Dosta güven, düşmana korona
“Dosta güven, düşmana korku salmak” deyimine nazire yaparcasına, TFF’nin dirayetli duruşu ve sağlıklı yaşamı destekleyen tavrıyla hafta sonunda amatör ligler de dahil tüm maçlar oynandı. Gerçekten, tarihe belki de altın harflerle yazılacak bir girişimden alnının akıyla çıkan TFF; izin verilseydi şüphesiz tüm maçları tıka basa seyirciyle de oynatırdı. Nitekim, saraydan çıkan açıklamaya değin Nihat Özdemir koronavirüse karşı bütün önlemleri aldıklarını ve haftanın en sükseli maçı olmaya teşne Galatasaray – Beşiktaş derbisini ‘tabi ki’ seyircili oynatacaklarını iddia ediyordu.
(Muhtemelen koronavirüsü 6222 yasası ile stadyumlardan uzak tutabileceği bir şey sanıyordu Sayın Özdemir, yoksa tüm koltukları cif ile temizleyince önlenebilecek bir şey olduğunu sanıyorsa daha vahim bir durumda demektir…)
UEFA kura çekimlerinden, dünyanın maddi geliri en yüksek liglerine (bizde her şey ekonomiye endeksli malum) dek her şeyin ama istisnasız her şeyin ertelendiği ve hatta askıya alındığı bir ortamda ligleri oynatmanın gereğini kim, tane tane ve gayet ikna edici bir biçimde anlatabilir acaba? Sadece ‘emir büyük yerden’ diye midir bu inat, yani gerçekten başlığı doğrularcasına dosta güven vermek, düşmana ise koronavirüs tehlikesinden korkmadığımızı göstermek için midir bütün çabamız?
Öyle ise, başaramadınız.
Zira hani şu onlarca ülkeye naklen yayın yapılan futbol liginizin zirveyi en çok ilgilendiren maçlarından birinden sonra çıkıp futbolcusundan teknik direktörüne herkes maçların neden oynandığını sordu gayet de yüksek bir sesle… Ha şu var ki, zirve takımının başkanı ağzında maske ile yaptığı basın açıklamasında liglerin tatil edilmesini saçma bulduğunu da söyledi.

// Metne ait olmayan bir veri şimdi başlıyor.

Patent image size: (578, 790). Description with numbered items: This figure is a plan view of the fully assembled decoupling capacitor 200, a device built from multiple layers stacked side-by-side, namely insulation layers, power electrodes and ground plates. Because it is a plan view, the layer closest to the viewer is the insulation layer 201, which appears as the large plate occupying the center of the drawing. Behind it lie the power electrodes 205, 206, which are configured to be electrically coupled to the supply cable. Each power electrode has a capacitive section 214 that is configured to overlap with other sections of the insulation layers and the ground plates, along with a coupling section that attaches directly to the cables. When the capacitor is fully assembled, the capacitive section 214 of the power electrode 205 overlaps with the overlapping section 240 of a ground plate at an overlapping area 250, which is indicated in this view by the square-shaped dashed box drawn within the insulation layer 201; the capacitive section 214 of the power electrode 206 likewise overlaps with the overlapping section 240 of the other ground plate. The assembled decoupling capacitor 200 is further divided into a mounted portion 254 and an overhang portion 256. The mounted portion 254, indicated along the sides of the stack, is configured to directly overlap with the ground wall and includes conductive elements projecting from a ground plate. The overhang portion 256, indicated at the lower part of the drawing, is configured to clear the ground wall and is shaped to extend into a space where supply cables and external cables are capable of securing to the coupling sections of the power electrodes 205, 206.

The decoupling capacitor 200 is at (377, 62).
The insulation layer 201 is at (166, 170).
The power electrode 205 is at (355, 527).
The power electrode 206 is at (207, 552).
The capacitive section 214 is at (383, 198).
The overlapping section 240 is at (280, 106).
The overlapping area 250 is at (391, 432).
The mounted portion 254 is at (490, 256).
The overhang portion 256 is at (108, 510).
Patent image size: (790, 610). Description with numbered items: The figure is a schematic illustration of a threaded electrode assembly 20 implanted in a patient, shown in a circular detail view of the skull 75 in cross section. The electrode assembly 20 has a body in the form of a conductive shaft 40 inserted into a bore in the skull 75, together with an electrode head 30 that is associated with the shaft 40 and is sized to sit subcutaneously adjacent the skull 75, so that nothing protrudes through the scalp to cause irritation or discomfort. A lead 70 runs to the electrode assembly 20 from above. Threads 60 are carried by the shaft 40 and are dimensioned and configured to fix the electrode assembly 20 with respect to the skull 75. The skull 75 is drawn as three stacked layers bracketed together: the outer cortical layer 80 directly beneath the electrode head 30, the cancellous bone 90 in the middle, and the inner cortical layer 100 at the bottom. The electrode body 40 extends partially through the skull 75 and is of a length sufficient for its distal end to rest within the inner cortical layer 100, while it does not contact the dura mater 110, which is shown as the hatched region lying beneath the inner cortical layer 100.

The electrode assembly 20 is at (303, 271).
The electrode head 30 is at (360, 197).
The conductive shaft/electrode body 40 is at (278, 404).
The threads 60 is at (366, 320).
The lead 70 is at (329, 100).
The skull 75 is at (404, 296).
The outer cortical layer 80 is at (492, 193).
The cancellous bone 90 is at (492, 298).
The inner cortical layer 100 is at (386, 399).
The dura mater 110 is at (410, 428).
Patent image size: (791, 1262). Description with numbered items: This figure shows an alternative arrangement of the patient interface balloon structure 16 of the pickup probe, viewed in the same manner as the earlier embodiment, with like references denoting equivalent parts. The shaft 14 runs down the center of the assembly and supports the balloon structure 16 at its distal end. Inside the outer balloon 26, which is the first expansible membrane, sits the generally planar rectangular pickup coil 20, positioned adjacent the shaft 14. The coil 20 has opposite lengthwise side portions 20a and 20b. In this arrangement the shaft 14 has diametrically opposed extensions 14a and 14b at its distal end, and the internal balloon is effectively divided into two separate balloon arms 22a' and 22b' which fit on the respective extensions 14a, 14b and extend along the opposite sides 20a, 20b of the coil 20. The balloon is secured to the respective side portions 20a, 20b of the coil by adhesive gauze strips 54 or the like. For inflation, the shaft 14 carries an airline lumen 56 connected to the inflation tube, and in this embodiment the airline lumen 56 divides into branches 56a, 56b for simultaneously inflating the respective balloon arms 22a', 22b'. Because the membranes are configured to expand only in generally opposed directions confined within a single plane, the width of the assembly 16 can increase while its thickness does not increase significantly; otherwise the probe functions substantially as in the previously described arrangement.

(Fakat hiçbir basın mensubu, ağzındaki maskeyle söylediklerinin ‘anlaşılmadığını’ yüzüne vuramadı… Şimdiki muhabirler pek kibar oluyor.)
Velhasıl-ı kelam bir iddiaya göre Cristiano Ronaldo’ya ada satın aldırtan, ayan beyan gerçeklere göre ise Fransa’dan Almanya’ya dek cümle alemin maçlarını askıya aldırtan koronavirüs gelmiş hoşgelmiş. Buyursun, baş köşeye; evlerimize, sokaklarımıza, statlarımıza ve hatta bu statlardaki soyunma odalarımıza.
Ancak bizdeki hayat pek ucuz, kendisini doyurur mu bilmem?